My favorite part of being a scientist is discovering new things. I get to see things that no one has seen before and try to figure out how different pieces of evidence and types of information fit together to solve puzzles about how the universe works. My interest in science started when I was very young. I loved going on walks in my neighborhood and finding cool leaves and rocks and bugs. It’s super cool that now I get to study them as my job!
I am a structural geologist. This means I study how rocks move against each other, on the Earth and other planets. My current research project involves studying some features on Mars that were made by what is called compressive stress (rocks being pulled toward each other and pushed up to form a ridge shape). For this project I am looking at images sent back to Earth from spacecraft that orbit Mars. The data I use for my research are from cameras and other scientific instruments on spacecraft that orbit Mars. I have visual images (photographs) and topographic data (elevations of different features). I am trying to find all the ridges formed by compressive stress in a certain region near the equator of Mars called Aeolis Dorsa. When I find the features I am looking for, I measure how tall and long and wide they are to calculate how much the rocks have moved and in what direction.

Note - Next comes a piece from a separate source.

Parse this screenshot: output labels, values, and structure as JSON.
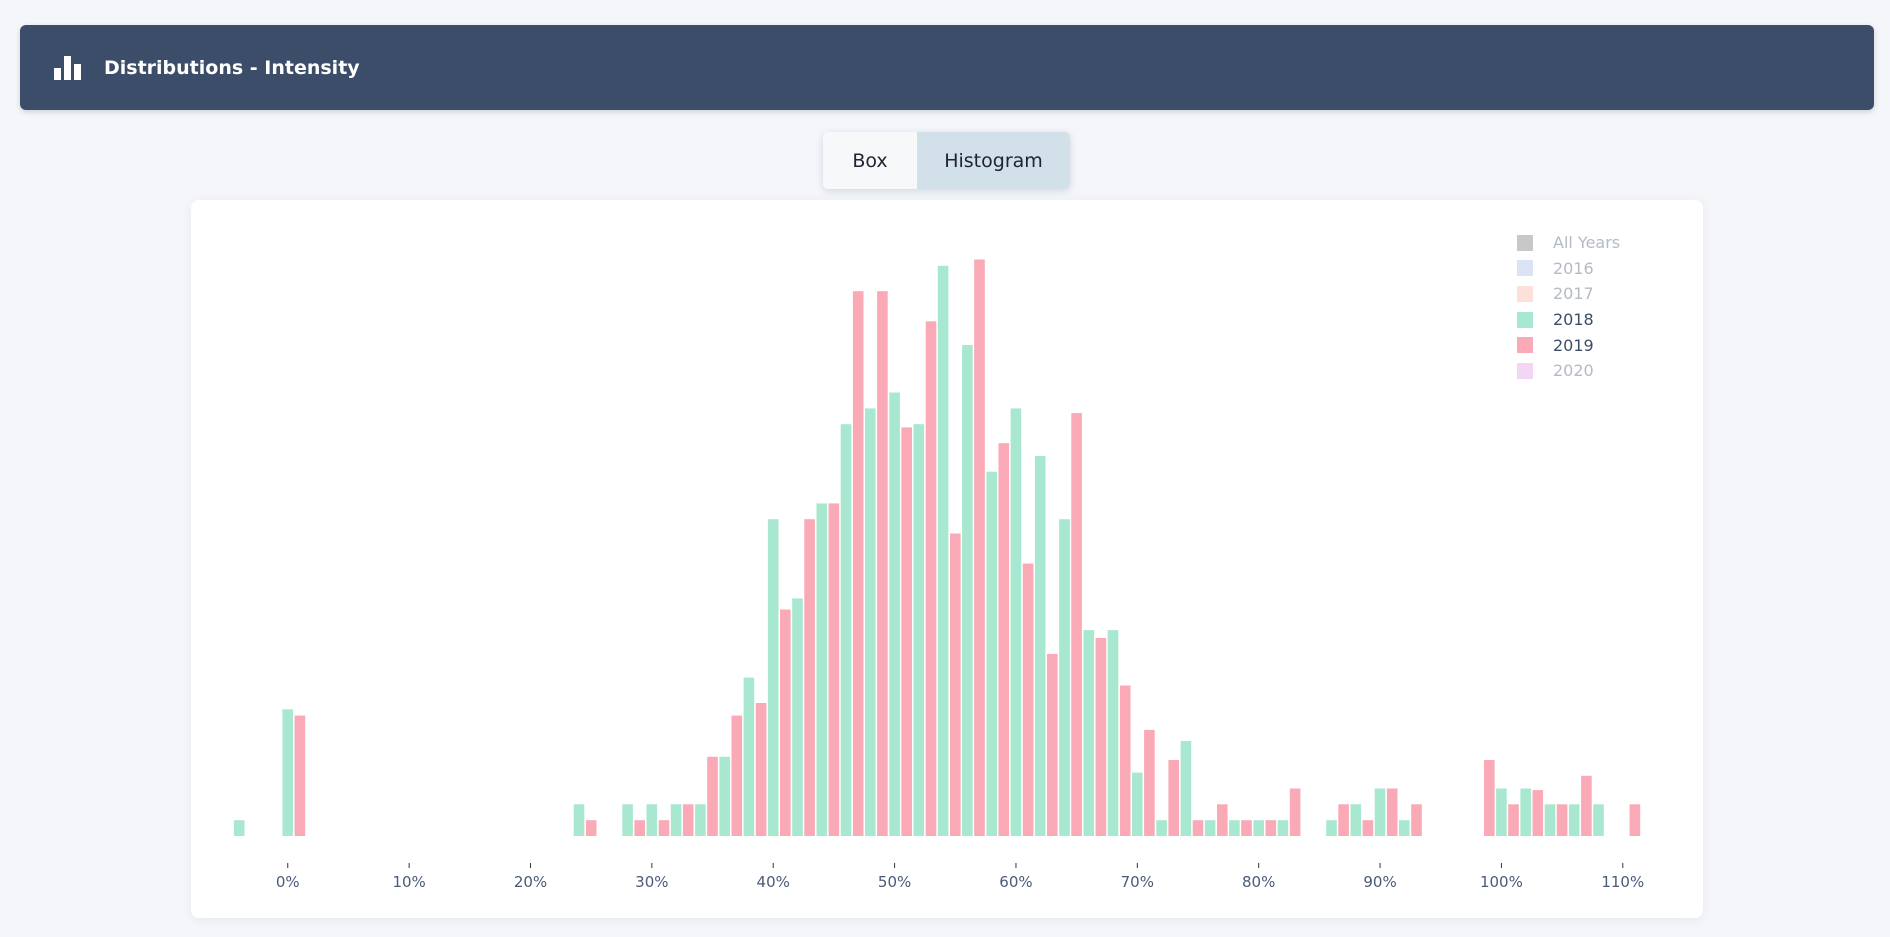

My research helps us understand the different types of geologic processes that have happened on Mars in the past. Based on the many studies people have already done on Mars, we know that some of the process occurring on Mars include lots of rain causing rivers and lakes, giant volcanoes creating large lava plains, and wind storms depositing sand dunes and eroding rocks away to form ridges called yardangs. My research contributes to our knowledge of the tectonic processes that have occurred. This can help scientists decide what areas on Mars would be the best landing places for future rovers and manned missions and what kinds of scientific instruments or other equipment would be useful there.